Join Date: Jan 2019
Location: Sedgwick, Kansas
Think of it this way: The springs and limiters (and direction you have the dizzy clocked) come together to provide Mechanical advance. It only cares about how fast the engine's spinning.
Vac advance always seemed a bit backwards to me, when I was first trying to understand it. "Wait, when the engine's flat-out, it does nothing?"
But basically, that's it. Ignore vac advance, mostly, for setting your timing. Make sure it's disconnected, and that the hose (or vac nipple) is plugged so you have no leak. Vac advance is only an accessory. It does have a profound effect on how smoothly your engine idles, and on your gas mileage, but it will never affect full-throttle operation, and it won't keep your motor from running.
Ported vacuum (the weirdo port on your carb that takes off just above your closed throttle plates) is confusing to a lot of people. It has zero vacuum with the blades closed, but kicks up to full manifold vacuum as soon as they begin to open. A lot of 70s smog engines use this to keep the exhaust hot and make the catalytic converters function better. (Genius! Let's dump more unburnt fuel out the tailpipe in order to reduce emissions!) It's also useful for some cars with a lot of overlap on the cam, because the fluctuations in manifold vacuum can be strong enough to cause surging and stalling from the vac advance while it's just trying to idle.

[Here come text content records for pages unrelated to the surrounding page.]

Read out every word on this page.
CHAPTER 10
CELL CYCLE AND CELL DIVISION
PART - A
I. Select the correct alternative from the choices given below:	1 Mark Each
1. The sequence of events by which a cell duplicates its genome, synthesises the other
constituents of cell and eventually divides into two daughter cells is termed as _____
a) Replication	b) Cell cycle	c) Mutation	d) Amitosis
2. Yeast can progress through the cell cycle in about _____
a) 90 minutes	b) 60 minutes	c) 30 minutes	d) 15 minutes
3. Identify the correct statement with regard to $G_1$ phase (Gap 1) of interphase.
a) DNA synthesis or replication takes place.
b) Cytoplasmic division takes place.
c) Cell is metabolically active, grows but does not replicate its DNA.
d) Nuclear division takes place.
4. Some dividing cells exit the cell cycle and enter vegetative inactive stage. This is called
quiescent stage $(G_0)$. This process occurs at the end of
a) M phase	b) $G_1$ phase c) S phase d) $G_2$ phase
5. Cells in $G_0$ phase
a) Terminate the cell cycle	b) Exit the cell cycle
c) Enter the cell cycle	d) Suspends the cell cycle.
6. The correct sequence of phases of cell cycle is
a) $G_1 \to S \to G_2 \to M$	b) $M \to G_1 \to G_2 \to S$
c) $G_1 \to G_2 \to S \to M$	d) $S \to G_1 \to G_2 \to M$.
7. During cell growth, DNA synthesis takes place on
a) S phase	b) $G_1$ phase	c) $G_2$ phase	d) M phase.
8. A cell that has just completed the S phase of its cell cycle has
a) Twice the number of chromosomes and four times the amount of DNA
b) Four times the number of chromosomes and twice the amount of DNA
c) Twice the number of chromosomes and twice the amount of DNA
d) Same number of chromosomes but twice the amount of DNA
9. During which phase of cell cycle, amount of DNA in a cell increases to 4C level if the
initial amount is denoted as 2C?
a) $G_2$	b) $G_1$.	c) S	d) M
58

There are a lot of very knowledgeable people that swear you should always use ported vacuum. It's an ongoing argument that may never be resolved. But to my thinking, it makes no sense to have "zero vacuum" and adjust idle to be perfect running on straight mechanical advance, then transition to a whole bunch of vacuum advance for cruise timing. Such a situation would work fine at full throttle, but not for everyday driving. I believe the best compromise you'll ever get with ported vacuum is an idle that's a bit retarded, and cruise that's probably just a bit over-advanced.
For most cars straight up manifold vacuum works best. If you have it all set right, what works best at idle will also work best at low-throttle cruise, giving you smooth idle, crisp throttle response, and best possible mileage. Under full throttle, the additional advance 'goes away', leaving you with a base mechanical curve that won't ping or detonate, allowing best possible throttle response, safely.